Get up and go on! [2022: 2nd Prize]

Francisco Sánchez, University of Florida, United States

I heard a ‘crack’.

I remember the ‘crack’ and then the deep and painful scream; the metal of the chair squeaking across the basketball court. He was lying on the floor. Then he tried to grab the chair’s back wheel. I remember that nobody stopped the game, they continued as if nothing happened.

When I first met Enrique I left my camera. This is one of the most beautiful things that photography and the social sciences have in common, we need to be present with people and get to know their lives before we jump into questions or taking pictures. Photography itself is meaningless unless our relationship with the person in the picture sustains it [1].

I remember Enrique’s efforts to get up off the floor. It was a fight, the same fight that he engages in every day. If for the able-bodied Venezuela is a country where rights are consistently violated, those of the wounded seem to be nonexistent. No one talks about those who have suffered the brunt of structural violence and have to live with what remains every day [2]. There, in that negation of their subjectivities, I consider that photography has a privileged position in the sociology giving us the opportunity to choose how we can represent social issues with an image.

I don’t remember the precise moment when I decided to take the picture. It wasn’t a rational choice but a spontaneous act. I was pretty close to him, but he did not allow me to help. Why did no one help him? Was he feeling as vulnerable as I believe that he was?

I took this picture three years ago, while I was doing fieldwork in Caracas, Venezuela, registering the impact of armed violence on the most vulnerable people. I went to the “Pérez Carreño Hospital”, the only hospital in a city devastated by a humanitarian crisis that still has some resources to help those wounded and disabled by armed violence, spine disease, and traumatic accidents.

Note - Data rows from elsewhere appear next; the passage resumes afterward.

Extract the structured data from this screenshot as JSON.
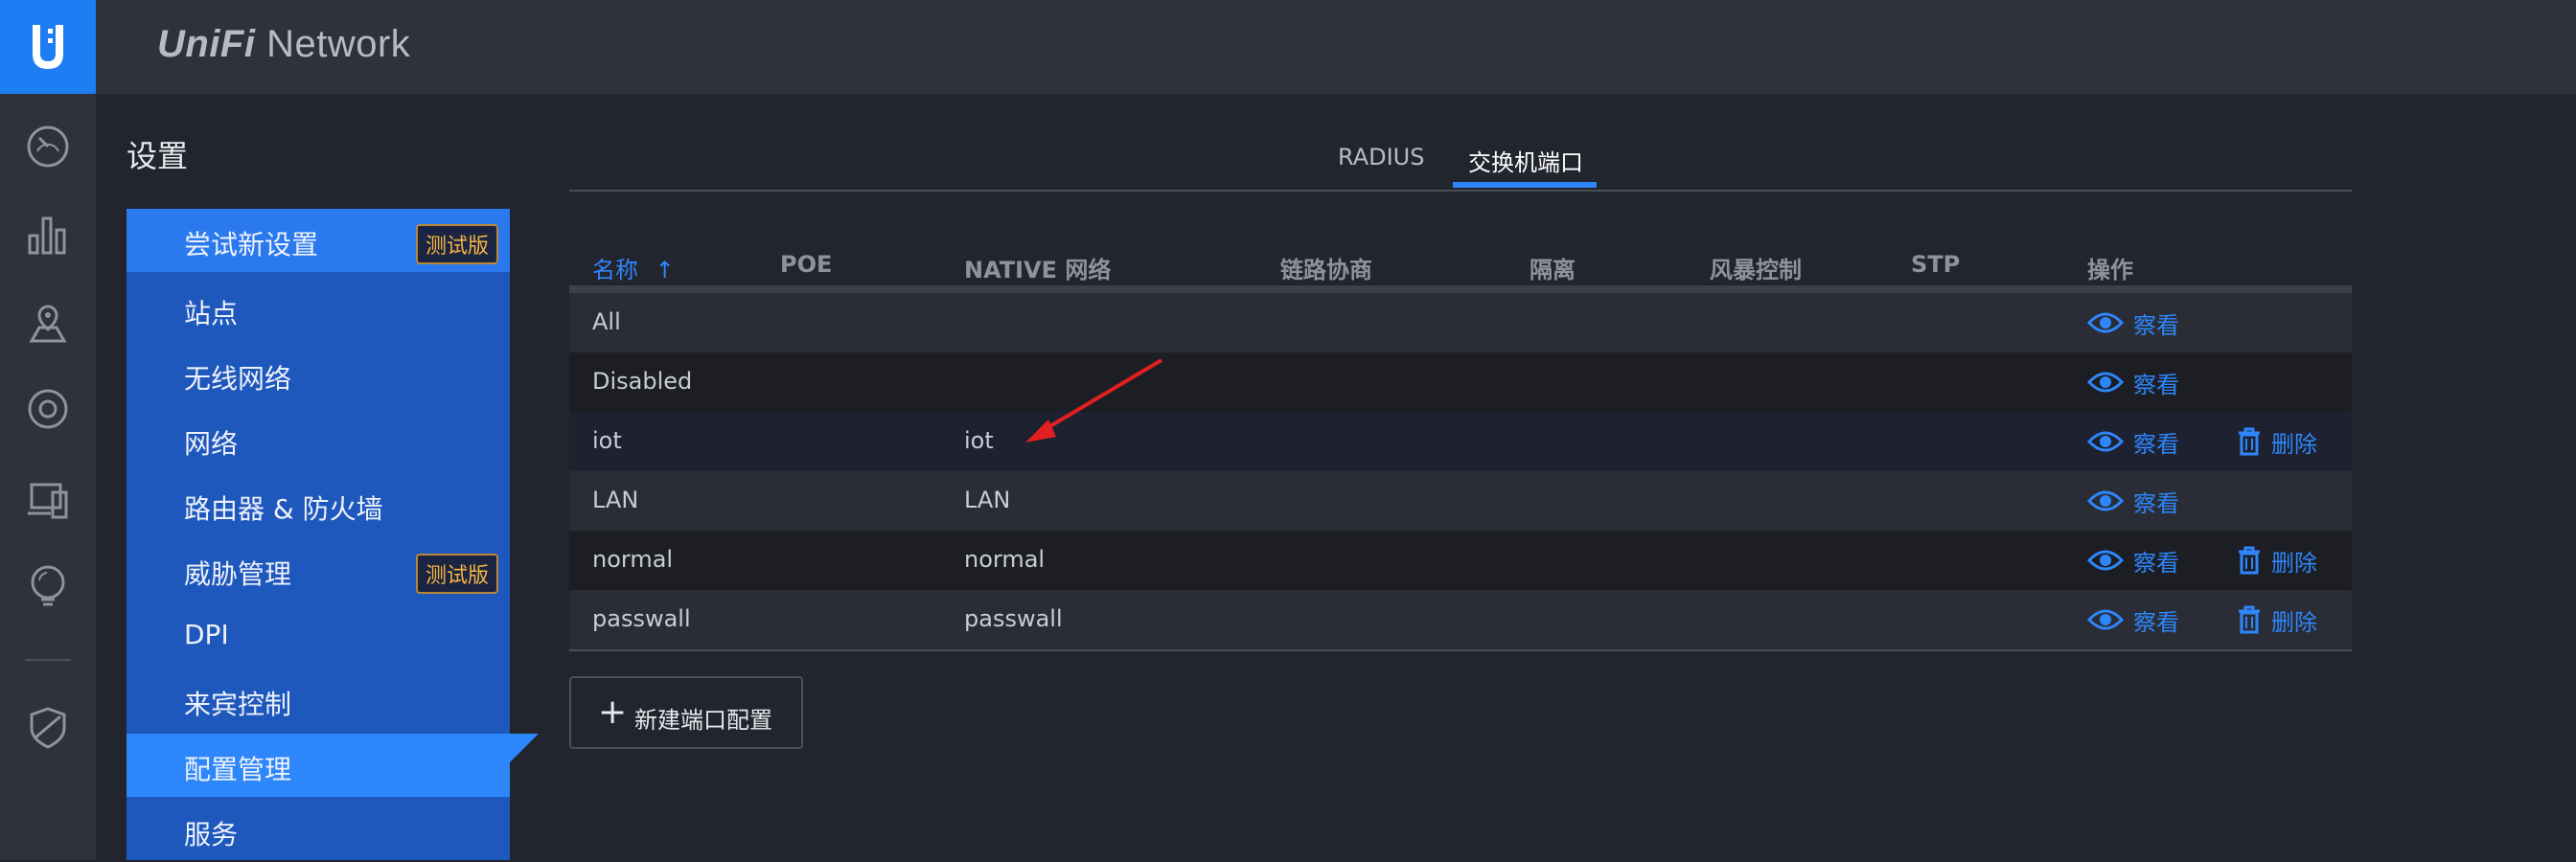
{
  "app": {
    "brand_prefix": "UniFi",
    "brand_suffix": " Network"
  },
  "settings": {
    "title": "设置"
  },
  "nav": {
    "items": [
      {
        "label": "尝试新设置",
        "badge": "测试版"
      },
      {
        "label": "站点"
      },
      {
        "label": "无线网络"
      },
      {
        "label": "网络"
      },
      {
        "label": "路由器 & 防火墙"
      },
      {
        "label": "威胁管理",
        "badge": "测试版"
      },
      {
        "label": "DPI"
      },
      {
        "label": "来宾控制"
      },
      {
        "label": "配置管理",
        "active": true
      },
      {
        "label": "服务"
      }
    ]
  },
  "tabs": [
    {
      "label": "RADIUS"
    },
    {
      "label": "交换机端口",
      "active": true
    }
  ],
  "table": {
    "columns": [
      "名称",
      "POE",
      "NATIVE 网络",
      "链路协商",
      "隔离",
      "风暴控制",
      "STP",
      "操作"
    ],
    "sort_indicator": "↑",
    "rows": [
      {
        "name": "All",
        "native": ""
      },
      {
        "name": "Disabled",
        "native": ""
      },
      {
        "name": "iot",
        "native": "iot"
      },
      {
        "name": "LAN",
        "native": "LAN"
      },
      {
        "name": "normal",
        "native": "normal"
      },
      {
        "name": "passwall",
        "native": "passwall"
      }
    ],
    "view_label": "察看",
    "delete_label": "删除"
  },
  "actions": {
    "new_profile": "新建端口配置"
  },
  "colors": {
    "accent": "#2e86fb",
    "nav_bg": "#1f58bd",
    "beta": "#f6b543",
    "annotation": "#e02020"
  }
}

When I showed the picture to Enrique, he respond “Coño” (Fuck!). He took a moment to contemplate the picture, then he said: "I need a better wheelchair". In photography there’s a common saying about the “photographic moment” when you, as a photographer, shoot no matter what in order to get a memorable image; but through the lens of the social sciences and visual sociology I consider that the photographic moment happened while Enrique was seeing his own image and starting to think that he needs to have better conditions, he, his wheelchair; where violence is naturalized , taking a moment to observe that we deserve is important for reconstructing agency and resilience. That moment was grounded in the photographic moment; the moment between him, the picture, me, the basketball court, and all the men in the surrounding the scene.

1. Biehl, J. (2013) Vita: life in a zone of abandonment. University of California Press.
2. Bourgois, P. & Schonberg, J. (2009) Righteous Dopefiend. University of California Press.


Commentary on Rachel Tanur's Works: Cuban Kids at Window

Each photograph, like every interpretation of reality, is always unfinished, an incomplete process that needs dialogue and criticism; principally, it needs time to be transformed into an experience. The importance of photography for the social sciences (visual sociology, ethnography) lies not only in its capacity to become “evidence”--as if a photograph were exact reproduction of reality--but in the opportunity to speculate about the context in which the photograph was taken, the subjects within the picture, their motives, reasons, and emotions.

In this image of Cuban kids at a window, there is an obscure space that projects itself as a horizon in the picture. The kids are looking at this obscure unpredictable horizon. We can only dialogue with that obscurity through the absent presence of Tanur. What are they seeing?

The artist, the scientist, the defender of human rights, all are part of the same person trying to communicate something through time. Tanur tries to show us something that she considers important. These are not just “two kids at window”, they are much more than that; they are people, citizens, race, gender, and with this precision, Tanur is playing with our ability to speculate and bring into our reality the awkward conversations that, without her absent presence, we are unable to conjure. How do exclusions, racism, and poverty manifest in our global south? Maybe an unfinished portrayal of two kids trying to reach something that they don’t have in their daily life is to put forward the troubling questions.

The representation of iron bars embedded in a big wall, dense plants, and a giant metal fan, makes me think about the limits that modernity established for the subjugated populations of the world. Those kids are trying to take a look at what is inside of that unknown and unreachable materiality, that is sustained by the exploitation of those outside the wall.

What do we think when we think of racism? Are kids allowed in our representation of racism and exclusion?

This speculation is part of the artistic traces of Tanur’s photography, breaking the limits of documentary photography, visual sociology, and art. Photography is about the subject, but also about the emotions of the spectator observing the photography. Without these representations, our interpretations of reality are condemned to an obscure horizon.